OTel (and monitoring systems in general it seems these days) supports three types of metrics: guage, delta, and cumulative.

  • guage – “At x time the value was y”, “At 2023-04-24 the temperature was 73 degrees”
  • delta – “Between x and y the value changed z”, “Between 2023-04-25 and 2023-04-26 it rained 2 inches”
  • cumulative – “Since x the value is y”, “Since “2023-01-01 it has rained 42 inches”

It is pretty straightforward to think of monitoring scenarios for these three types. What might not be as obvious is that you can convert metrics from one kind to another. And what really wasn’t obvious to me is that it usually makes sense to convert a metric’s kind between the three main system components (client, collector, and backend). Don’t assume that just because you define what seems to be a clear-cut delta-like metric in the client that it’s going to be stored as a delta in the backend, but also don’t worry! Cause you can always convert it back for visualizing or alerts.
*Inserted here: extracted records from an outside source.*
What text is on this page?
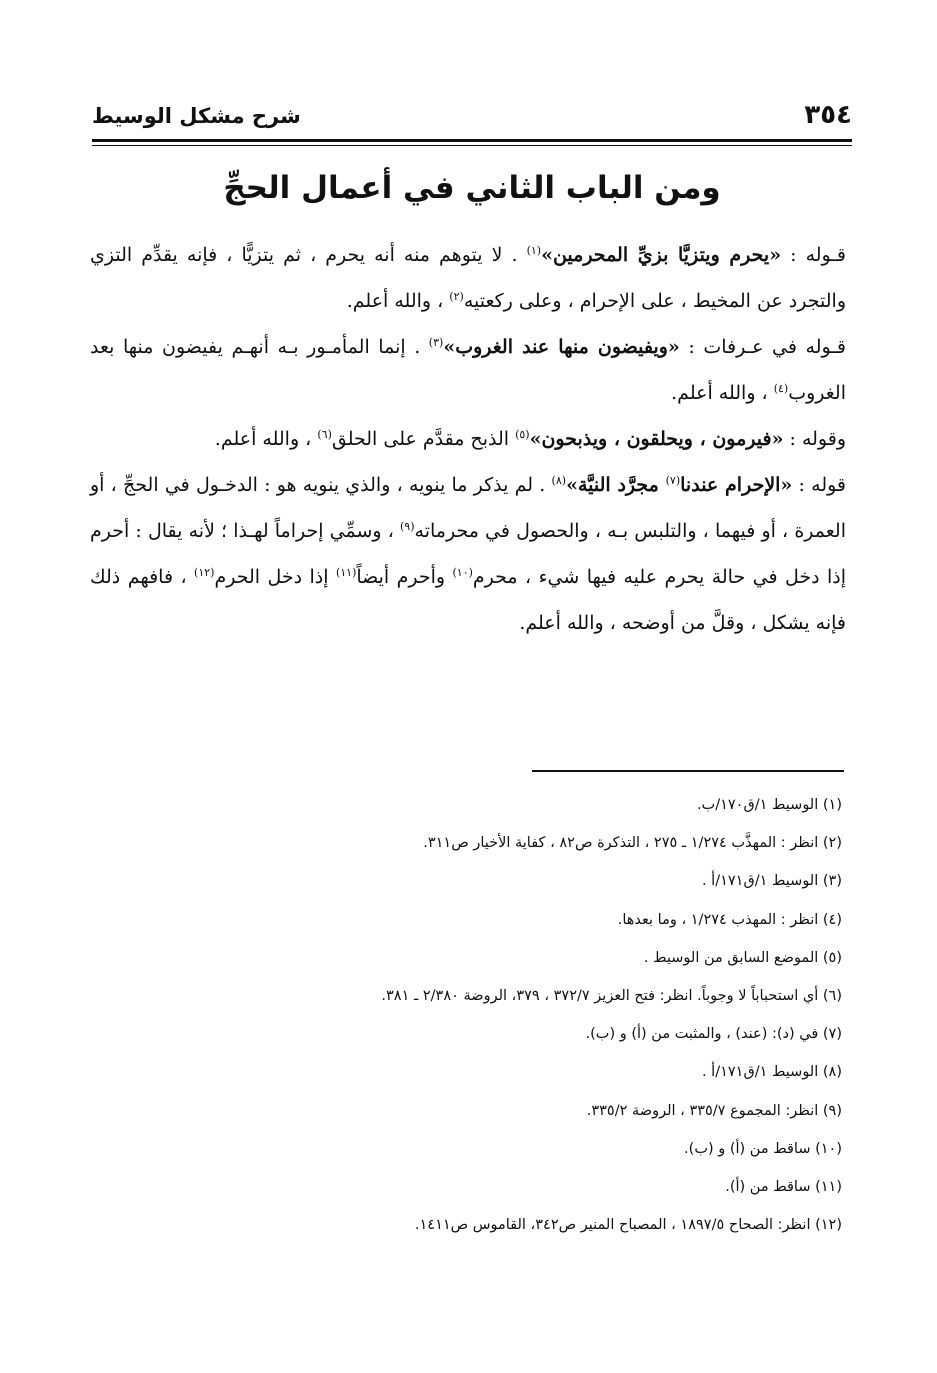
شرح مشكل الوسيط	٣٥٤
ومن الباب الثاني في أعمال الحجِّ

قـوله : «يحرم ويتزيَّا بزيِّ المحرمين»$^{(١)}$ . لا يتوهم منه أنه يحرم ، ثم يتزيًّا ، فإنه يقدِّم التزي والتجرد عن المخيط ، على الإحرام ، وعلى ركعتيه$^{(٢)}$ ، والله أعلم.

قـوله في عـرفات : «ويفيضون منها عند الغروب»$^{(٣)}$ . إنما المأمـور بـه أنهـم يفيضون منها بعد الغروب$^{(٤)}$ ، والله أعلم.

وقوله : «فيرمون ، ويحلقون ، ويذبحون»$^{(٥)}$ الذبح مقدَّم على الحلق$^{(٦)}$ ، والله أعلم.

قوله : «الإحرام عندنا$^{(٧)}$ مجرَّد النيَّة»$^{(٨)}$ . لم يذكر ما ينويه ، والذي ينويه هو : الدخـول في الحجِّ ، أو العمرة ، أو فيهما ، والتلبس بـه ، والحصول في محرماته$^{(٩)}$ ، وسمِّي إحراماً لهـذا ؛ لأنه يقال : أحرم إذا دخل في حالة يحرم عليه فيها شيء ، محرم$^{(١٠)}$ وأحرم أيضاً$^{(١١)}$ إذا دخل الحرم$^{(١٢)}$ ، فافهم ذلك فإنه يشكل ، وقلَّ من أوضحه ، والله أعلم.

(١) الوسيط ١/ق١٧٠/ب.
(٢) انظر : المهذَّب ١/٢٧٤ ـ ٢٧٥ ، التذكرة ص٨٢ ، كفاية الأخيار ص٣١١.
(٣) الوسيط ١/ق١٧١/أ .
(٤) انظر : المهذب ١/٢٧٤ ، وما بعدها.
(٥) الموضع السابق من الوسيط .
(٦) أي استحباباً لا وجوباً. انظر: فتح العزيز ٣٧٢/٧ ، ٣٧٩، الروضة ٢/٣٨٠ ـ ٣٨١.
(٧) في (د): (عند) ، والمثبت من (أ) و (ب).
(٨) الوسيط ١/ق١٧١/أ .
(٩) انظر: المجموع ٣٣٥/٧ ، الروضة ٣٣٥/٢.
(١٠) ساقط من (أ) و (ب).
(١١) ساقط من (أ).
(١٢) انظر: الصحاح ١٨٩٧/٥ ، المصباح المنير ص٣٤٢، القاموس ص١٤١١.
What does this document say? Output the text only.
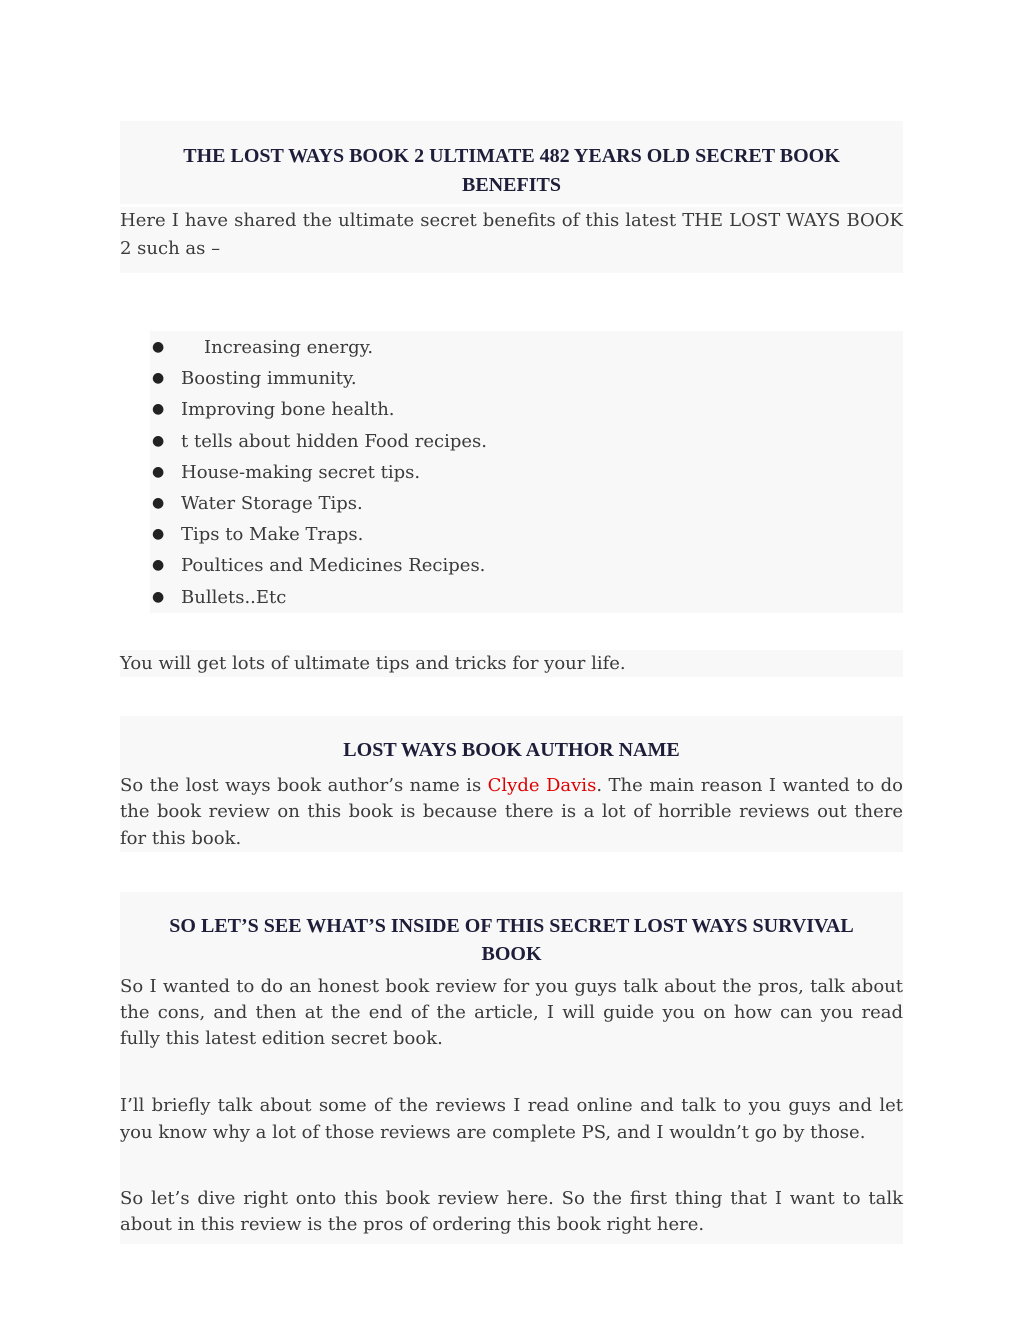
THE LOST WAYS BOOK 2 ULTIMATE 482 YEARS OLD SECRET BOOK BENEFITS
Here I have shared the ultimate secret benefits of this latest THE LOST WAYS BOOK 2 such as –
● Increasing energy.
● Boosting immunity.
● Improving bone health.
● t tells about hidden Food recipes.
● House-making secret tips.
● Water Storage Tips.
● Tips to Make Traps.
● Poultices and Medicines Recipes.
● Bullets..Etc
You will get lots of ultimate tips and tricks for your life.
LOST WAYS BOOK AUTHOR NAME
So the lost ways book author’s name is Clyde Davis. The main reason I wanted to do the book review on this book is because there is a lot of horrible reviews out there for this book.
SO LET’S SEE WHAT’S INSIDE OF THIS SECRET LOST WAYS SURVIVAL BOOK
So I wanted to do an honest book review for you guys talk about the pros, talk about the cons, and then at the end of the article, I will guide you on how can you read fully this latest edition secret book.
I’ll briefly talk about some of the reviews I read online and talk to you guys and let you know why a lot of those reviews are complete PS, and I wouldn’t go by those.
So let’s dive right onto this book review here. So the first thing that I want to talk about in this review is the pros of ordering this book right here.
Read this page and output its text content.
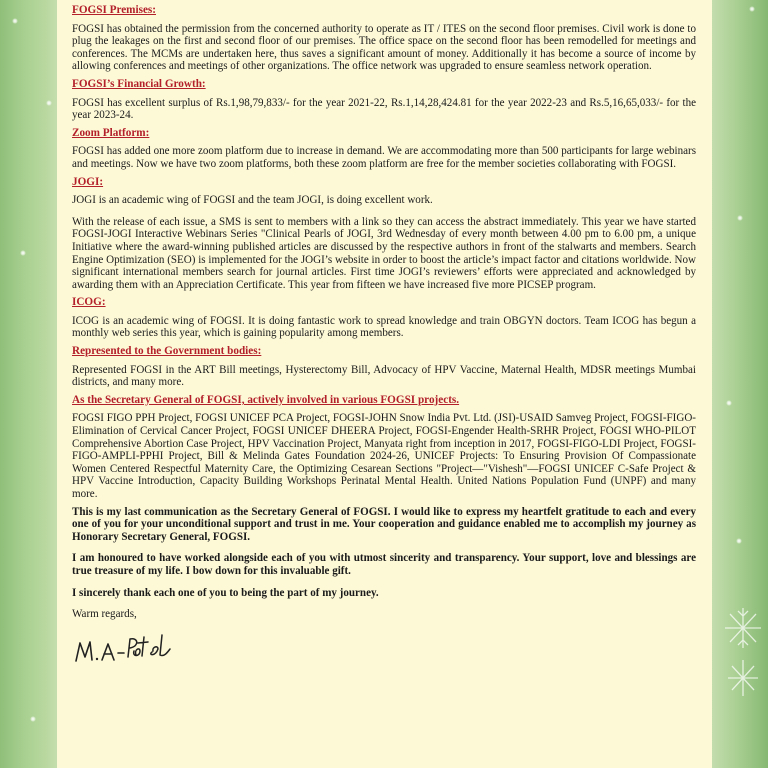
FOGSI Premises:

FOGSI has obtained the permission from the concerned authority to operate as IT / ITES on the second floor premises. Civil work is done to plug the leakages on the first and second floor of our premises. The office space on the second floor has been remodelled for meetings and conferences. The MCMs are undertaken here, thus saves a significant amount of money. Additionally it has become a source of income by allowing conferences and meetings of other organizations. The office network was upgraded to ensure seamless network operation.

FOGSI’s Financial Growth:

FOGSI has excellent surplus of Rs.1,98,79,833/- for the year 2021-22, Rs.1,14,28,424.81 for the year 2022-23 and Rs.5,16,65,033/- for the year 2023-24.

Zoom Platform:

FOGSI has added one more zoom platform due to increase in demand. We are accommodating more than 500 participants for large webinars and meetings. Now we have two zoom platforms, both these zoom platform are free for the member societies collaborating with FOGSI.

JOGI:

JOGI is an academic wing of FOGSI and the team JOGI, is doing excellent work.

With the release of each issue, a SMS is sent to members with a link so they can access the abstract immediately. This year we have started FOGSI-JOGI Interactive Webinars Series "Clinical Pearls of JOGI, 3rd Wednesday of every month between 4.00 pm to 6.00 pm, a unique Initiative where the award-winning published articles are discussed by the respective authors in front of the stalwarts and members. Search Engine Optimization (SEO) is implemented for the JOGI’s website in order to boost the article’s impact factor and citations worldwide. Now significant international members search for journal articles. First time JOGI’s reviewers’ efforts were appreciated and acknowledged by awarding them with an Appreciation Certificate. This year from fifteen we have increased five more PICSEP program.

ICOG:

ICOG is an academic wing of FOGSI. It is doing fantastic work to spread knowledge and train OBGYN doctors. Team ICOG has begun a monthly web series this year, which is gaining popularity among members.

Represented to the Government bodies:

Represented FOGSI in the ART Bill meetings, Hysterectomy Bill, Advocacy of HPV Vaccine, Maternal Health, MDSR meetings Mumbai districts, and many more.

As the Secretary General of FOGSI, actively involved in various FOGSI projects.

FOGSI FIGO PPH Project, FOGSI UNICEF PCA Project, FOGSI-JOHN Snow India Pvt. Ltd. (JSI)-USAID Samveg Project, FOGSI-FIGO-Elimination of Cervical Cancer Project, FOGSI UNICEF DHEERA Project, FOGSI-Engender Health-SRHR Project, FOGSI WHO-PILOT Comprehensive Abortion Case Project, HPV Vaccination Project, Manyata right from inception in 2017, FOGSI-FIGO-LDI Project, FOGSI-FIGO-AMPLI-PPHI Project, Bill & Melinda Gates Foundation 2024-26, UNICEF Projects: To Ensuring Provision Of Compassionate Women Centered Respectful Maternity Care, the Optimizing Cesarean Sections "Project—"Vishesh"—FOGSI UNICEF C-Safe Project & HPV Vaccine Introduction, Capacity Building Workshops Perinatal Mental Health. United Nations Population Fund (UNPF) and many more.

This is my last communication as the Secretary General of FOGSI. I would like to express my heartfelt gratitude to each and every one of you for your unconditional support and trust in me. Your cooperation and guidance enabled me to accomplish my journey as Honorary Secretary General, FOGSI.

I am honoured to have worked alongside each of you with utmost sincerity and transparency. Your support, love and blessings are true treasure of my life. I bow down for this invaluable gift.

I sincerely thank each one of you to being the part of my journey.

Warm regards,
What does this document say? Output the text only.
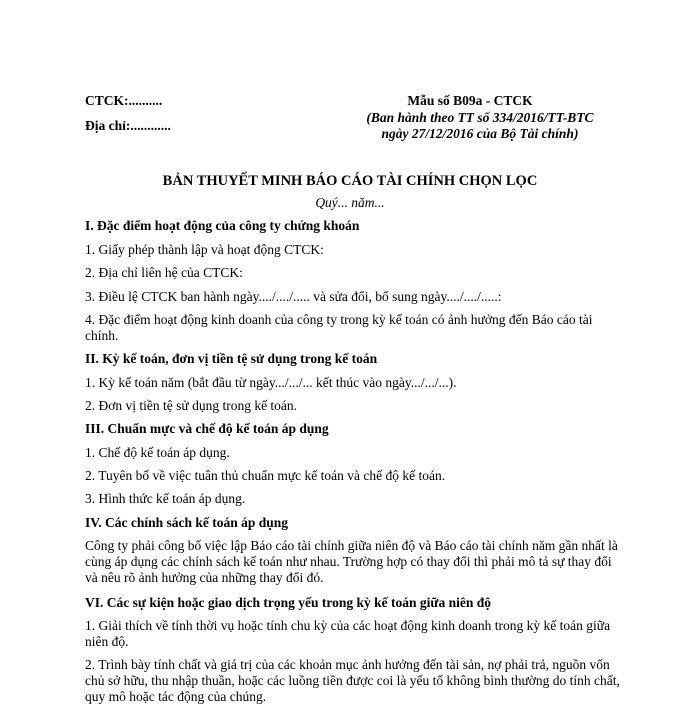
CTCK:..........
Địa chỉ:............
Mẫu số B09a - CTCK
(Ban hành theo TT số 334/2016/TT-BTC
ngày 27/12/2016 của Bộ Tài chính)
BẢN THUYẾT MINH BÁO CÁO TÀI CHÍNH CHỌN LỌC
Quý... năm...
I. Đặc điểm hoạt động của công ty chứng khoán
1. Giấy phép thành lập và hoạt động CTCK:
2. Địa chỉ liên hệ của CTCK:
3. Điều lệ CTCK ban hành ngày..../..../..... và sửa đổi, bổ sung ngày..../..../.....:
4. Đặc điểm hoạt động kinh doanh của công ty trong kỳ kế toán có ảnh hưởng đến Báo cáo tài chính.
II. Kỳ kế toán, đơn vị tiền tệ sử dụng trong kế toán
1. Kỳ kế toán năm (bắt đầu từ ngày.../.../... kết thúc vào ngày.../.../...).
2. Đơn vị tiền tệ sử dụng trong kế toán.
III. Chuẩn mực và chế độ kế toán áp dụng
1. Chế độ kế toán áp dụng.
2. Tuyên bố về việc tuân thủ chuẩn mực kế toán và chế độ kế toán.
3. Hình thức kế toán áp dụng.
IV. Các chính sách kế toán áp dụng
Công ty phải công bố việc lập Báo cáo tài chính giữa niên độ và Báo cáo tài chính năm gần nhất là cùng áp dụng các chính sách kế toán như nhau. Trường hợp có thay đổi thì phải mô tả sự thay đổi và nêu rõ ảnh hưởng của những thay đổi đó.
VI. Các sự kiện hoặc giao dịch trọng yếu trong kỳ kế toán giữa niên độ
1. Giải thích về tính thời vụ hoặc tính chu kỳ của các hoạt động kinh doanh trong kỳ kế toán giữa niên độ.
2. Trình bày tính chất và giá trị của các khoản mục ảnh hưởng đến tài sản, nợ phải trả, nguồn vốn chủ sở hữu, thu nhập thuần, hoặc các luồng tiền được coi là yếu tố không bình thường do tính chất, quy mô hoặc tác động của chúng.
I think the delta to cumulative scenarios are the most interesting (plus, the ones that tripped me up). Let’s say you create a “counter” metric in the client in order to count all the errors of a certain function. The counter has a simple one-function interface, Add(x), which is used to add a measurement to the counter, for example, add one more error. It makes sense that the client takes a delta strategy, sending delta measurements to the collector. The collector though converts it into a cumulative. Why? The collector is optimizing for data reliability. Let’s say you have 100 clients dumping delta metrics into the collector and the collector goes down. If the collector is just forwarding along a combined delta stream to the backend then there will be a big window of lost data until the collector comes back online. But if the collector is using a cumulative metric, it’s possible for the backend to approximate the data during the outage window (“we don’t know exactly when these 30 errors happened, but it was within this window”). The backend can then “unravel” the cumulative metric into a delta metric for easier understanding for visualizations and alerts (there might be a bit of accuracy lost in this translation, but usually we would trade that for no massive data loss). Don’t fear the cumulative.